Andrew Nemethy covers a controversy in Essex, Vermont, for VTdigger this week. In part…
A laptop is what got Essex Town selectboard member Bruce Post in trouble last May, revealing a cultural/digital divide that took several weeks to work out in this bustling town of 20,000 in northern Vermont.
… he didn’t think twice when he brought his laptop to a selectboard work session and then took it into the actual meeting that followed to take more notes.
But that prompted an onlooker to question the propriety of having the laptop open during the meeting, and in a “point of order” discussion, Board Chairwoman Linda Myers ruled that using the laptop violated board rules on digital devices though in fact the rule only applied to handheld devices.
Take a look at the comments to Andrew’s piece. He goes on…
… five members of the Burlington City Council now “live tweet” when the city council meets (fully a third of the council), says Ed Adrian, a Democrat who represents Ward I.
“I think people have been really supportive for the most part,” says Adrian, who works as an attorney with the Vermont Secretary of State’s office. With people having busy lives, tweets are a way for him to inform his constituents, most of whom can’t make it to evening meetings.
He says the biggest digital impact on city government in Burlington, though, is the use of the social media/email newsletter, Front Porch Forum.
“By far that’s the most important media tool I use,” he says…
Founded by Michael Wood-Lewis and his wife Valerie in Burlington in 2006, it now is available in more than 60 Vermont towns… and 28,000 members, says Wood-Lewis.
He has definitely seen an increase in local officials using FPF to communicate, noting there are now more than 450 members counted as local officials, and probably a lot more who don’t list their official titles.
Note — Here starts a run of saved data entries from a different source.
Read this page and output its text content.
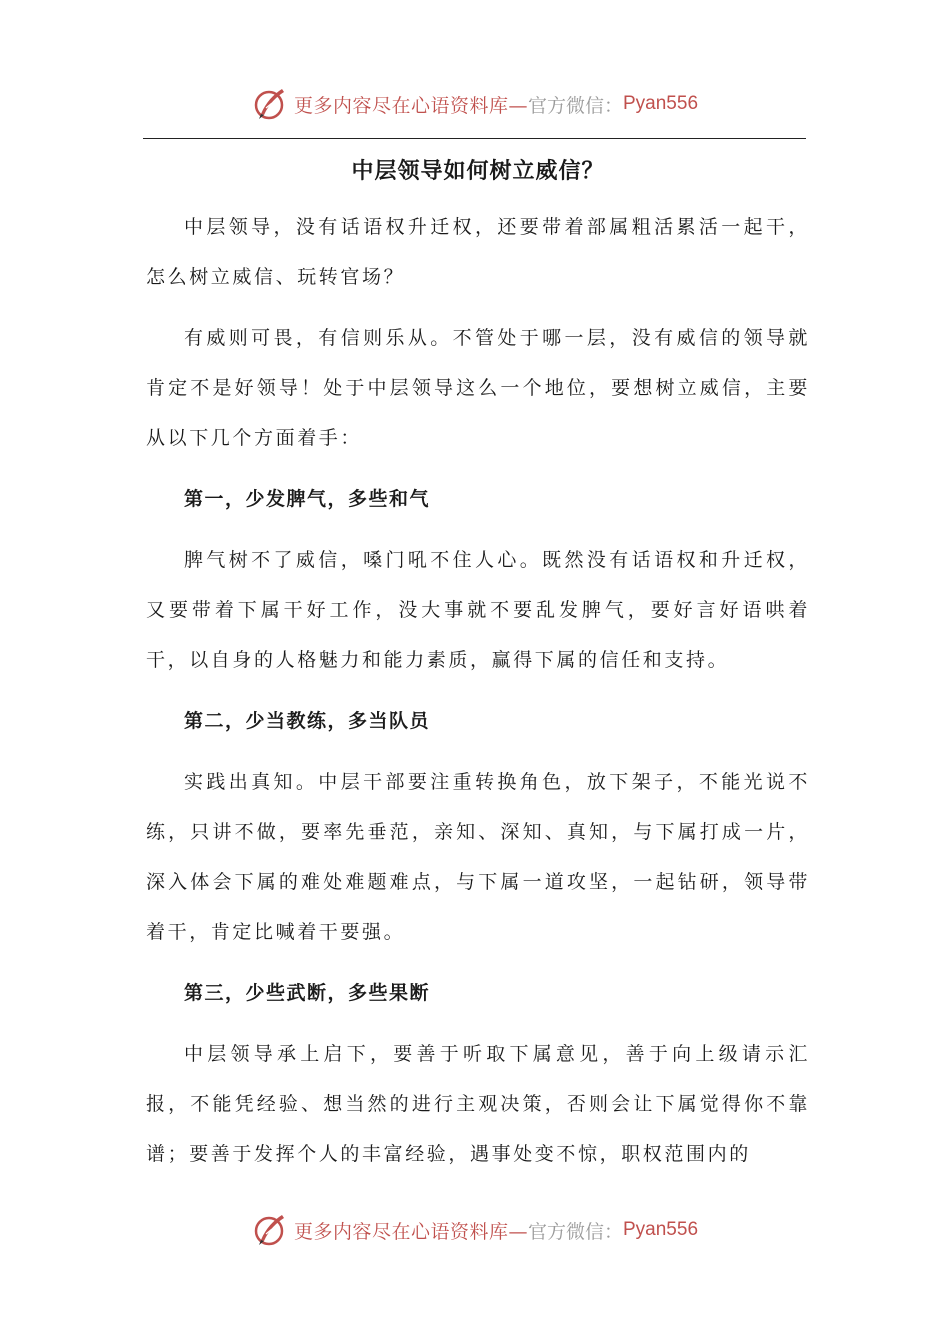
更多内容尽在心语资料库— 官方微信： Pyan556
中层领导如何树立威信？

中层领导，没有话语权升迁权，还要带着部属粗活累活一起干，怎么树立威信、玩转官场？

有威则可畏，有信则乐从。不管处于哪一层，没有威信的领导就肯定不是好领导！处于中层领导这么一个地位，要想树立威信，主要从以下几个方面着手：

第一，少发脾气，多些和气

脾气树不了威信，嗓门吼不住人心。既然没有话语权和升迁权，又要带着下属干好工作，没大事就不要乱发脾气，要好言好语哄着干，以自身的人格魅力和能力素质，赢得下属的信任和支持。

第二，少当教练，多当队员

实践出真知。中层干部要注重转换角色，放下架子，不能光说不练，只讲不做，要率先垂范，亲知、深知、真知，与下属打成一片，深入体会下属的难处难题难点，与下属一道攻坚，一起钻研，领导带着干，肯定比喊着干要强。

第三，少些武断，多些果断

中层领导承上启下，要善于听取下属意见，善于向上级请示汇报，不能凭经验、想当然的进行主观决策，否则会让下属觉得你不靠谱；要善于发挥个人的丰富经验，遇事处变不惊，职权范围内的

更多内容尽在心语资料库— 官方微信： Pyan556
He guesses perhaps half of the forums now feature postings of meeting agendas and town announcements sort of a virtual country store poster wall.
While services like Twitter and FPF are clearly beneficial in passing along town information, they raise some gray areas. During a vibrant discussion last mud season on FPF about rough road conditions in the town of Calais, selectboard members wondered whether to get involved in responding, and whether if they did, they were speaking for the town or themselves?
Wood-Lewis says FPF is good for distributing information and for asking questions or prompting discussion but thinks “it’s not ideal for trying to resolve challenging local issues, ” which should be done in face-to-face meetings.